A Society Without Thinkers: The Quiet Death of the Enlightened Class in Nigeria
A Society Without Thinkers: The Quiet Death of the Enlightened Class in Nigeria
From the beginning of what we now call modern history—stretching back roughly 2,500 years to Herodotus—the arc of human progress has been shaped more by thinkers than by those who merely attended formal schools. From Socrates to Plato, Cicero to Augustine, Plutarch to Galileo, Newton to Descartes, Voltaire, Diderot and many more, the engine of civilization has always been fired by original thought, not just institutional learning. Trailblazing intelligence, deep introspection, and the courage to ask difficult questions have always mattered more than degrees and titles.
The leading lights of knowledge in Europe kindled a torch that illuminated the Western world. When the British came to Nigeria, they arrived with the full weight of that civilization—centuries of scientific, technological, and philosophical breakthroughs. They exposed our founding fathers to formal Western education and gave them the rare opportunity to drink from that fount of knowledge. One would have thought this exposure would be a catalyst for the kind of transformative progress witnessed in parts of Europe and Asia.
And indeed, there was a moment of promise. It was not uncommon to hear our nationalist leaders quote Shakespeare, reference Socratic dialogues, or invoke the political theories of Locke and Hobbes. They were not merely literate—they were cultivated. In speech and in bearing, they mirrored the great statesmen of Western democracies: fluent in the classics, steeped in ethical thought, and driven by a sense of patriotic duty. They embodied enlightenment not only in knowledge but in character.

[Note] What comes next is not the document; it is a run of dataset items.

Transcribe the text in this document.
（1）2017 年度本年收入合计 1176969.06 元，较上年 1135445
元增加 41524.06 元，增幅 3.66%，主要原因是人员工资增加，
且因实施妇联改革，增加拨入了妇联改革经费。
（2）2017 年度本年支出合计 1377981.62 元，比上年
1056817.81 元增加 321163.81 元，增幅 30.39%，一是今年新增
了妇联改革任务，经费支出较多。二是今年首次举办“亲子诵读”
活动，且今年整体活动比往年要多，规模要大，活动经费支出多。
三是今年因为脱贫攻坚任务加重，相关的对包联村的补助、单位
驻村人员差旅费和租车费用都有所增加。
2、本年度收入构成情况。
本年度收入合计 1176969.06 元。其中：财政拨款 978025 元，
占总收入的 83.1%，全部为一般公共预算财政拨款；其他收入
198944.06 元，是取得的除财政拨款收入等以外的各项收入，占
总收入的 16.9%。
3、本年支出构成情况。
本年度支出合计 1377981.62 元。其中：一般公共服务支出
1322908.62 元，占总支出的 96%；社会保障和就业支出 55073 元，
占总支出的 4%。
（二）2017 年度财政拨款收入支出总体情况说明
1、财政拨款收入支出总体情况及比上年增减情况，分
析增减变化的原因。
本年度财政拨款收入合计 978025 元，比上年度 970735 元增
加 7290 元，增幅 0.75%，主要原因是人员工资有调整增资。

But the inheritors of that legacy fell tragically short.
By the 1980s, the cracks in Nigeria’s educational and intellectual edifice had become glaring. Starting from the 1960s military takeover, the raw crudity and disdain for reflective governance introduced by the men in uniform set the tone for a creeping mediocrity that would go on to undermine all aspects of national life—including education. What followed was a steady erosion of critical thinking, moral grounding, and visionary leadership.
By 1999, when the military finally handed over power, the rot had come full circle. The deepening poverty of the 1980s—exacerbated by IMF-imposed austerity, skyrocketing unemployment, and crumbling institutions—had fostered a new national ethic: survivalism. Education ceased to be a noble pursuit and became a desperate hustle. Degrees were pursued not to serve but to escape poverty. It became a transactional tool for upward mobility—devoid of intellectual curiosity or civic purpose.
This shift birthed a new elite class: schooled but shallow, credentialed but uncurious, highly educated yet intellectually sterile. The universities, once havens of dissent and discovery, grew silent or complicit. Cultism flourished. Plagiarism became normalized. Academic inquiry gave way to political patronage. The sacred space once reserved for thinkers became a breeding ground for opportunists.
Today, we live in the long shadow of that decline. A society that once flirted with the ideals of enlightenment has sunk into a culture that worships outcomes over process, wealth over wisdom, and spectacle over substance. Success is now measured not by depth of thought or moral clarity, but by the size of one's convoy and the weight of one's bank alert. A dangerous new value system has taken root—one that mocks discipline, belittles patience, and glorifies shortcuts. We have enthroned opulence in place of competence, and silenced the thinker in favor of the influencer.
But history offers a sobering truth: no nation ever rose above the quality of its minds. Until we return to that older, nobler path—where ideas matter, where thinkers are nurtured and given space to shape society—we shall remain trapped in this tragic cycle: educated but unwise, busy but directionless, surviving but never truly advancing.